His image among England’s black churchgoers cannot have been harmed by the sight of him and his wife Margaret talking to Rastafarians and tucking into ackee and saltfish in the Caribbean, although it may have seemed incongruous to some at a time when his fellow Lords Spiritual were debating child poverty in cold and rainy Westminster.
But back at his 1950s hotel in the coastal town of Ocho Rios, where he struck up an unlikely friendship with the actor Rupert Everett, Dr Sentamu is wary of appearing to harbour ambitions for the top job. “Everybody who has gone to York, there is not a single archbishop who has not loved it. Those who have gone from York to Canterbury have always wondered 'what was this all about?’
“Unfortunately, the job in Lambeth pushes the person in a hundred and one directions and I’m ever so happy where I am really.”
Away from the internal affairs of the Church, Dr Sentamu has started to put pressure on the Government to reform care of the elderly and children.
He was particularly moved this week by a visit to St Mary’s Preparatory School in Montpelier, which he had helped fund, where pupils stood proudly to sing Jamaica’s national anthem and their school song in a half-built classroom where maths questions were chalked on to the plywood walls.
Another memorable destination was the Amy Muschett care home, run for the past half-century by the local Anglican church, where the 10 elderly residents were able to sit and talk on a bright and airy terrace rather than watching television alone in stuffy bedrooms, as too often happens in Britain. “I thought the dignity of older people mattered. It was set up as a safety net for anybody who could not be cared for at all by their relations and I thought that was fantastic.”
Preaching in churches on former plantations, and others where plaques still commemorate English slave owners, the Archbishop said he believed the Jamaican people had freed themselves from their history through their faith, their hope and the joyfulness that comes of living in a warm, sunny country blessed with beautiful scenery.
But 50 years after independence, Jamaica’s new prime minister, Portia Simpson Miller, has said she wants to break all ties with her country’s former colonial masters by abandoning the Queen as official head of state. The Archbishop, who met the prime minister and the governor-general in Kingston yesterday, said: “I’d urge all those wanting to leave the Commonwealth, to me it’s not a sign of growing up — if you feel fully independent you should be in there to exercise greater influence and democratic principles.”
The extent of his influence over politics will become apparent over the coming months after his declaration that the Government does not have the power to legalise gay marriage.

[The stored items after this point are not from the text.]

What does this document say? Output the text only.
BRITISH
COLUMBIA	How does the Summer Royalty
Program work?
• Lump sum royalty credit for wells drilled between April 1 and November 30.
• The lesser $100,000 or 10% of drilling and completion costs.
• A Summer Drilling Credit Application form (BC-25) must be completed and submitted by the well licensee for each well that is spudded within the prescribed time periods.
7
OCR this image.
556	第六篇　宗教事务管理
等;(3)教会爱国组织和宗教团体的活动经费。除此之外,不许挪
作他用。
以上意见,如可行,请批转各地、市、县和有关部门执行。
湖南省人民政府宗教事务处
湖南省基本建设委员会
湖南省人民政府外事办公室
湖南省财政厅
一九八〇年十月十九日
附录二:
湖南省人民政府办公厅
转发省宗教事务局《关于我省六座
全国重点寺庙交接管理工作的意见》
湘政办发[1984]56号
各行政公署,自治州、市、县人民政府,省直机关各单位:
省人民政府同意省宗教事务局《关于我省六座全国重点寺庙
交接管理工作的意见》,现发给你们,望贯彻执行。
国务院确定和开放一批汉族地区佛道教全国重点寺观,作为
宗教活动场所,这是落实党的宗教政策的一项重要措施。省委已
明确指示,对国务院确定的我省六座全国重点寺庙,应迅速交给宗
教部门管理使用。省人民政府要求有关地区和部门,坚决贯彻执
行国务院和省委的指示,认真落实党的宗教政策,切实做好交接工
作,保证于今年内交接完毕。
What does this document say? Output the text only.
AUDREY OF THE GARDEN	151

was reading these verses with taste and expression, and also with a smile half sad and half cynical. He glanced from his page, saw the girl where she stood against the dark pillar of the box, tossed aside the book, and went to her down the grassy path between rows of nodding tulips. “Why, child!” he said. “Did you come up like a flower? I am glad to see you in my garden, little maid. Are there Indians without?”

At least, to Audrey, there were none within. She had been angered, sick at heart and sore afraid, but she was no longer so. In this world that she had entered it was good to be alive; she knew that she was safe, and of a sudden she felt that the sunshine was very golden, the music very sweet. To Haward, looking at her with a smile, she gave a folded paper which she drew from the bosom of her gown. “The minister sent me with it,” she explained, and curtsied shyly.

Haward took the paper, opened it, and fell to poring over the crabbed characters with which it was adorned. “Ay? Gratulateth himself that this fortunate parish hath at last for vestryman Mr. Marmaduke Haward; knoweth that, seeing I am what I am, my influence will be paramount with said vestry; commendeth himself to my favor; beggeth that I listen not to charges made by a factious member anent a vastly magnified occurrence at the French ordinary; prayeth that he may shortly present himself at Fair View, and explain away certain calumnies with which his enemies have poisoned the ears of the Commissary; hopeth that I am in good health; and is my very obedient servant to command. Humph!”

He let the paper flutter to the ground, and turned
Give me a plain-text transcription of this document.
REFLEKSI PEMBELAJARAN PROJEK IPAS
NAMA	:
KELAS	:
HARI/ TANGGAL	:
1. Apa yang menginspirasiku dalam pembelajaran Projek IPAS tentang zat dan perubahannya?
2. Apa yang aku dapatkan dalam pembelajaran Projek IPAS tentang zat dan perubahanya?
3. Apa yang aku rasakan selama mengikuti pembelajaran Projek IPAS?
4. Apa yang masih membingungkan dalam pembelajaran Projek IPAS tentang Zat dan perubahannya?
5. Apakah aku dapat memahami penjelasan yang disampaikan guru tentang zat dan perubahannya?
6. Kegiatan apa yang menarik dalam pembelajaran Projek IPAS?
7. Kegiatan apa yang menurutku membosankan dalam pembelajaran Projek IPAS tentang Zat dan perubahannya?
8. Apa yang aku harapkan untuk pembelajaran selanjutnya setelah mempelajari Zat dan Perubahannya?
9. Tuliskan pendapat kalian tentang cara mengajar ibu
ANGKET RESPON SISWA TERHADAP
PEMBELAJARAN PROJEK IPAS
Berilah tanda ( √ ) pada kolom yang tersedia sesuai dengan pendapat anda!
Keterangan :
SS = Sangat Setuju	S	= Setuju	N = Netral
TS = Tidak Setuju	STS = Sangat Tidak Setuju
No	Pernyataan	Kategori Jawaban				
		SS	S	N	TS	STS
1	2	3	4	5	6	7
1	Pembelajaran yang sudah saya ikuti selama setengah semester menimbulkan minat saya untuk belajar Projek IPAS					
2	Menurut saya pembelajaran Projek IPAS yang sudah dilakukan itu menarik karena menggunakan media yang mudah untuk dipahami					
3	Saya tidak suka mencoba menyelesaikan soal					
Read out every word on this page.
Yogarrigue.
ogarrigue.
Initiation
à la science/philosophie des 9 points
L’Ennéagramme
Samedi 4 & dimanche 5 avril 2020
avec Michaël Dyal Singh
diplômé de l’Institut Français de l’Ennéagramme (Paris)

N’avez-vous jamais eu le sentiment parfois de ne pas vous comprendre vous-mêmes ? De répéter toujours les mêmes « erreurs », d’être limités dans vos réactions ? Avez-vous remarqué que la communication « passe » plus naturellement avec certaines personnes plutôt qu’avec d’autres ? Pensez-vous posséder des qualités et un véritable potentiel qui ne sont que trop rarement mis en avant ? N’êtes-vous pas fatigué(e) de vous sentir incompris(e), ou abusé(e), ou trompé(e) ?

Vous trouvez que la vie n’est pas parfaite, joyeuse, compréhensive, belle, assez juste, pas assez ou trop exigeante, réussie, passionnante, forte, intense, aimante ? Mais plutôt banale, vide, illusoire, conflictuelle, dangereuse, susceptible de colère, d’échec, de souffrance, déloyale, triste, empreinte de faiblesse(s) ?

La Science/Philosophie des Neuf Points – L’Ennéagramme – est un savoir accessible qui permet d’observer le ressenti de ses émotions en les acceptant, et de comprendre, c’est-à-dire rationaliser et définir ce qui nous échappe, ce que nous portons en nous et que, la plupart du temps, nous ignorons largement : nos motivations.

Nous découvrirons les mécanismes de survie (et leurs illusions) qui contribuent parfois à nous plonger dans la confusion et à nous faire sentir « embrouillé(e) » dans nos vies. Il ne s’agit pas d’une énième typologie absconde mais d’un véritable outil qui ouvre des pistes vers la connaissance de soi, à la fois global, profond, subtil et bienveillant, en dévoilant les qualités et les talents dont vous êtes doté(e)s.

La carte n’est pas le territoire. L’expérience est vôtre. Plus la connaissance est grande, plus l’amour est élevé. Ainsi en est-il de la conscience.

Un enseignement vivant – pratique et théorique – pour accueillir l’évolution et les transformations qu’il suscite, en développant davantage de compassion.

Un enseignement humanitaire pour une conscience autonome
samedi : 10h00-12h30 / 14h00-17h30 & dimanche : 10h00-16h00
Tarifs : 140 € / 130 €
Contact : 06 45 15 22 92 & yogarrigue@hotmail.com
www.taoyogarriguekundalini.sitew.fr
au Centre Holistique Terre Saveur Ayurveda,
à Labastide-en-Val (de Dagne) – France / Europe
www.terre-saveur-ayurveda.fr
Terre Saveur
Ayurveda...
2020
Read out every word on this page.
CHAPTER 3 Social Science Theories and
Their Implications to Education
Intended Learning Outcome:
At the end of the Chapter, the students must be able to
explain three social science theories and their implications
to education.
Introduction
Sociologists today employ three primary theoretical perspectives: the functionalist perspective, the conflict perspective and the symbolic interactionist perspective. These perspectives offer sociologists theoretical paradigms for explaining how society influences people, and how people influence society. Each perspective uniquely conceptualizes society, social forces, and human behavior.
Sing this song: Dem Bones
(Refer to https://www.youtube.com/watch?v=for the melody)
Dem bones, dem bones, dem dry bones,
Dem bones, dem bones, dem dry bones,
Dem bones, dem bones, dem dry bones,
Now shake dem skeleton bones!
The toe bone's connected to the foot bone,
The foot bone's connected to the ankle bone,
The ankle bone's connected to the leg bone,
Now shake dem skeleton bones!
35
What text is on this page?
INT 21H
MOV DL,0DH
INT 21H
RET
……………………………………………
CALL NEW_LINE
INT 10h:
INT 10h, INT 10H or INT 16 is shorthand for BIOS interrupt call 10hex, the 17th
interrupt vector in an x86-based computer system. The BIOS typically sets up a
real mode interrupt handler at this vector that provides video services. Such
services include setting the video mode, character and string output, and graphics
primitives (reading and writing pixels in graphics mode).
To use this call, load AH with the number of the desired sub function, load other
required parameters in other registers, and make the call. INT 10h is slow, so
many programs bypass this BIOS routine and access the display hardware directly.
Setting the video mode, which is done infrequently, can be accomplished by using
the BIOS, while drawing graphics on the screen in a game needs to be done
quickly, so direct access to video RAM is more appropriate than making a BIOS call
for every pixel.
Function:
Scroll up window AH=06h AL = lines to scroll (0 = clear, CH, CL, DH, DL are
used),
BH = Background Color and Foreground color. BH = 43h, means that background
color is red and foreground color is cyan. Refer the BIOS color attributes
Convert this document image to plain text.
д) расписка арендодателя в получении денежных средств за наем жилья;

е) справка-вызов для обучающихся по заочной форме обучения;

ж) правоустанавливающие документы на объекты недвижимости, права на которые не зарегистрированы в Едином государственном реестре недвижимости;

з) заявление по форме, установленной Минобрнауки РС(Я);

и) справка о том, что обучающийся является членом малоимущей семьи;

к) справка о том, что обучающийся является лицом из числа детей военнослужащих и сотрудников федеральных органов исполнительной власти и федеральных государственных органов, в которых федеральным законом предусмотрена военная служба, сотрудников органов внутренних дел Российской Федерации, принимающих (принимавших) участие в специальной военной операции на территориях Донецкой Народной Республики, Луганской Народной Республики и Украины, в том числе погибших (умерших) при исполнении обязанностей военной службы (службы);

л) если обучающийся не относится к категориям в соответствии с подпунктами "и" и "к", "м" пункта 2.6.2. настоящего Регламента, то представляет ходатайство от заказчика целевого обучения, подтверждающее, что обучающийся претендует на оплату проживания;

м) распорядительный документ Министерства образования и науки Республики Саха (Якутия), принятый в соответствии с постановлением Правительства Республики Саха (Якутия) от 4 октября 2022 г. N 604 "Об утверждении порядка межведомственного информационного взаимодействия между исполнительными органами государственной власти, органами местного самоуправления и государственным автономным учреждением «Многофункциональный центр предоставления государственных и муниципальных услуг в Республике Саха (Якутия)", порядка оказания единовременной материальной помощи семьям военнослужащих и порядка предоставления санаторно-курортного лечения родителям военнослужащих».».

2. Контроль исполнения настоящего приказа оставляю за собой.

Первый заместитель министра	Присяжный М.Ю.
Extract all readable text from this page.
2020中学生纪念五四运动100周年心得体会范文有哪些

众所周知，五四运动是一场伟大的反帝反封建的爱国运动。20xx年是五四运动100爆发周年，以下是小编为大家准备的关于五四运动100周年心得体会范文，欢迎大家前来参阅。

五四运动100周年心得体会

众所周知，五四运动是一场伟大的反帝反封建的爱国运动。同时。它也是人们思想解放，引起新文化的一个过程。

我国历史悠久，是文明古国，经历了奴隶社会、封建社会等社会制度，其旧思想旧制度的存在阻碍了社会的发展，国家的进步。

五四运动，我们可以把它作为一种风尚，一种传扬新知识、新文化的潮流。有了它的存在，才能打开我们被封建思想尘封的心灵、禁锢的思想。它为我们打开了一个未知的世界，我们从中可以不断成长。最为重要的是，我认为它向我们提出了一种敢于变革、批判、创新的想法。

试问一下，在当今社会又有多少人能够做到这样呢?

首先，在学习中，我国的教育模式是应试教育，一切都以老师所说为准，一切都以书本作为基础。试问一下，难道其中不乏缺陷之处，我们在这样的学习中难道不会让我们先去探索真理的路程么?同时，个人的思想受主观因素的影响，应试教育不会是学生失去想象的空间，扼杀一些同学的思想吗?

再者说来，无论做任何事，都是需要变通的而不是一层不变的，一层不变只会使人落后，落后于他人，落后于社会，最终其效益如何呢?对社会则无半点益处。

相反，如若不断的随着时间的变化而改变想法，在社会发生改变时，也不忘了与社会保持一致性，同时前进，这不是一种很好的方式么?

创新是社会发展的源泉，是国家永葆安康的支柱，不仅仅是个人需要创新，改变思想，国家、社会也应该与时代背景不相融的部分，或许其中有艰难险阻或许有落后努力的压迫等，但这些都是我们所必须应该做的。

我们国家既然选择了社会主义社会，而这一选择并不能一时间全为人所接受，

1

Dr Sentamu insists he will ultimately be judged by the same criteria as Christian ministers of any rank. “In the end, I’m not going to be asked which jobs did you do or didn’t do well, I’m simply going to be asked how much did I love Christ and cared for his people. Then it doesn’t matter if you’re a parish priest, archdeacon, bishop or archbishop because the following of Jesus as a disciple is the first priority. If you don’t concentrate on that you’re going to end up absolutely disappointed.”